Thursday, 11 April 2019

James Tavernier Part One

In the first of our James Tavernier two-parter, we are expanding upon our assessment of Rangers’ captain’s merits. In this entry we look at Tavernier’s positives, what he brings, and why we take this guy for granted, so if praise of the man is not your bag, hit the close button.

We remember years ago when we were blessed to have one of the world’s best players at left back in Arthur Numan, and how we got so familiar with that level of quality that we took him for granted. It was said we’d miss him when he was gone and it’s not untrue to say we never replaced him with anyone even half as good.

Tavernier is no Arthur Numan, but for us it’s the same boat – James Tavernier is the kind of player Rangers will miss terribly if he leaves, and despite the criticism he rightly gets (more on that in part 2) what he brings to the side is significant.

His assists and goals, for a blatant start, are astonishing for a RB. He is literally an assist king and he’s the best penalty taker in the SPL, and one of the best in the UK. There is no arguing with his numbers and anyone who tries is ‘hating on him’ as the kids say.

He also provides a constant outlet of width on the right. The removal of Tav’s runs would take a colossal dimension away from Rangers’ system, an attribute four managers in a row have relied on. His pace, his dribbling and his overlapping are vital to how Rangers play, and his linking with Candeias, while recently a little off the boil, has been a major source of Rangers’ creativity this season and indeed since the Portuguese’s arrival.

And then there’s the crossing. Sure, it’s not perfect, and it’s not consistent, but it is a huge threat and a constant menace.
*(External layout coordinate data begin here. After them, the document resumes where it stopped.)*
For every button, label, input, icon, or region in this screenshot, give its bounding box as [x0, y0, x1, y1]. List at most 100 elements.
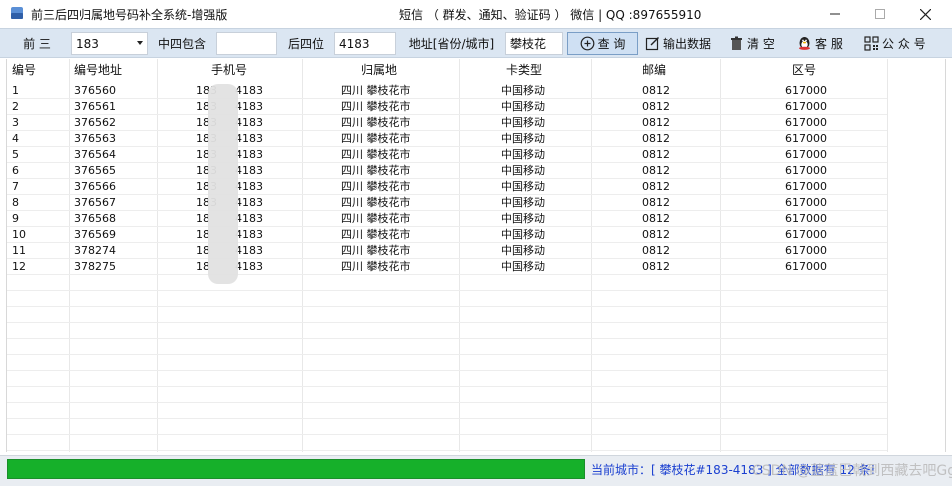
table-row[interactable]: 6 376565 183 4183 四川 攀枝花市 中国移动 0812 617000: [7, 163, 887, 179]
row-divider: [7, 370, 887, 371]
chevron-down-icon: [137, 41, 143, 45]
table-row[interactable]: 5 376564 183 4183 四川 攀枝花市 中国移动 0812 617000: [7, 147, 887, 163]
phone-suffix-cell: 4183: [235, 148, 263, 161]
area-cell: 617000: [785, 148, 827, 161]
area-cell: 617000: [785, 84, 827, 97]
minimize-icon: [830, 13, 840, 15]
privacy-blur-mask: [208, 84, 238, 284]
zip-cell: 0812: [642, 228, 670, 241]
phone-suffix-cell: 4183: [235, 180, 263, 193]
app-icon: [10, 6, 24, 20]
query-button[interactable]: 查 询: [567, 32, 638, 55]
no-cell: 6: [12, 164, 19, 177]
window-title: 前三后四归属地号码补全系统-增强版: [31, 8, 228, 22]
address-input[interactable]: 攀枝花: [505, 32, 563, 55]
area-cell: 617000: [785, 212, 827, 225]
results-table[interactable]: 编号 编号地址 手机号 归属地 卡类型 邮编 区号 1 376560 183 4183 四川 攀枝花…: [6, 59, 946, 452]
no-cell: 5: [12, 148, 19, 161]
addr-cell: 376568: [74, 212, 116, 225]
row-divider: [7, 290, 887, 291]
maximize-button[interactable]: [857, 0, 903, 28]
edit-export-icon: [645, 37, 659, 51]
zip-cell: 0812: [642, 164, 670, 177]
phone-suffix-cell: 4183: [235, 196, 263, 209]
table-row[interactable]: 11 378274 18 4183 四川 攀枝花市 中国移动 0812 617000: [7, 243, 887, 259]
column-header[interactable]: 邮编: [642, 59, 666, 81]
no-cell: 8: [12, 196, 19, 209]
no-cell: 10: [12, 228, 26, 241]
service-button[interactable]: 客 服: [793, 32, 853, 55]
query-label: 查 询: [597, 37, 626, 51]
public-account-button[interactable]: 公 众 号: [860, 32, 934, 55]
minimize-button[interactable]: [812, 0, 858, 28]
table-row[interactable]: 4 376563 183 4183 四川 攀枝花市 中国移动 0812 617000: [7, 131, 887, 147]
table-header: 编号 编号地址 手机号 归属地 卡类型 邮编 区号: [7, 59, 945, 81]
row-divider: [7, 402, 887, 403]
phone-suffix-cell: 4183: [235, 212, 263, 225]
no-cell: 11: [12, 244, 26, 257]
column-divider[interactable]: [887, 59, 888, 452]
loc-cell: 四川 攀枝花市: [341, 244, 411, 257]
service-label: 客 服: [815, 37, 843, 51]
maximize-icon: [875, 9, 885, 19]
suffix-label: 后四位: [287, 37, 324, 51]
zip-cell: 0812: [642, 116, 670, 129]
row-divider: [7, 322, 887, 323]
suffix-input[interactable]: 4183: [334, 32, 396, 55]
table-row[interactable]: 2 376561 183 4183 四川 攀枝花市 中国移动 0812 617000: [7, 99, 887, 115]
table-row[interactable]: 1 376560 183 4183 四川 攀枝花市 中国移动 0812 617000: [7, 83, 887, 99]
phone-suffix-cell: 4183: [235, 84, 263, 97]
loc-cell: 四川 攀枝花市: [341, 228, 411, 241]
watermark: CSDN @蓝蓝巴戟到西藏去吧Gg: [752, 463, 952, 479]
area-cell: 617000: [785, 260, 827, 273]
type-cell: 中国移动: [501, 132, 545, 145]
middle-input[interactable]: [216, 32, 277, 55]
zip-cell: 0812: [642, 100, 670, 113]
close-button[interactable]: [902, 0, 948, 28]
addr-cell: 376564: [74, 148, 116, 161]
phone-suffix-cell: 4183: [235, 228, 263, 241]
prefix-select[interactable]: 183: [71, 32, 148, 55]
row-divider: [7, 354, 887, 355]
column-header[interactable]: 手机号: [211, 59, 247, 81]
column-header[interactable]: 区号: [792, 59, 816, 81]
addr-cell: 376561: [74, 100, 116, 113]
loc-cell: 四川 攀枝花市: [341, 260, 411, 273]
addr-cell: 376560: [74, 84, 116, 97]
type-cell: 中国移动: [501, 164, 545, 177]
column-header[interactable]: 编号: [12, 59, 36, 81]
addr-cell: 378275: [74, 260, 116, 273]
addr-cell: 376566: [74, 180, 116, 193]
column-header[interactable]: 卡类型: [506, 59, 542, 81]
loc-cell: 四川 攀枝花市: [341, 148, 411, 161]
table-row[interactable]: 7 376566 183 4183 四川 攀枝花市 中国移动 0812 617000: [7, 179, 887, 195]
addr-cell: 378274: [74, 244, 116, 257]
type-cell: 中国移动: [501, 260, 545, 273]
table-row[interactable]: 3 376562 183 4183 四川 攀枝花市 中国移动 0812 617000: [7, 115, 887, 131]
table-row[interactable]: 8 376567 183 4183 四川 攀枝花市 中国移动 0812 617000: [7, 195, 887, 211]
loc-cell: 四川 攀枝花市: [341, 84, 411, 97]
type-cell: 中国移动: [501, 84, 545, 97]
row-divider: [7, 450, 887, 451]
addr-cell: 376569: [74, 228, 116, 241]
clear-button[interactable]: 清 空: [725, 32, 785, 55]
zip-cell: 0812: [642, 148, 670, 161]
addr-cell: 376562: [74, 116, 116, 129]
type-cell: 中国移动: [501, 244, 545, 257]
column-header[interactable]: 归属地: [361, 59, 397, 81]
loc-cell: 四川 攀枝花市: [341, 164, 411, 177]
no-cell: 4: [12, 132, 19, 145]
column-header[interactable]: 编号地址: [74, 59, 122, 81]
table-row[interactable]: 10 376569 18 4183 四川 攀枝花市 中国移动 0812 617000: [7, 227, 887, 243]
zip-cell: 0812: [642, 84, 670, 97]
table-row[interactable]: 12 378275 18 4183 四川 攀枝花市 中国移动 0812 617000: [7, 259, 887, 275]
export-button[interactable]: 输出数据: [641, 32, 717, 55]
table-row[interactable]: 9 376568 18 4183 四川 攀枝花市 中国移动 0812 617000: [7, 211, 887, 227]
row-divider: [7, 338, 887, 339]
addr-cell: 376565: [74, 164, 116, 177]
type-cell: 中国移动: [501, 180, 545, 193]
phone-suffix-cell: 4183: [235, 164, 263, 177]
zip-cell: 0812: [642, 132, 670, 145]
no-cell: 12: [12, 260, 26, 273]
contact-banner: 短信 （ 群发、通知、验证码 ） 微信 | QQ :897655910: [399, 8, 702, 22]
Opposition defences fear his runs because of the early crosses he puts in time and time again – sure, five go miles away, but it’s that pinpoint one which nails onto the head or foot which leads to a goal – and that’s his danger.

He also, when focused properly, is a magnificent defender who excels at blocking off his flank and much of the good defensive work he does goes completely unnoticed.

In short, he’s a player vital to Rangers’ play, and regardless of what he’s worth, he’s hugely significant and his absent would be keenly felt if he wasn’t in the side.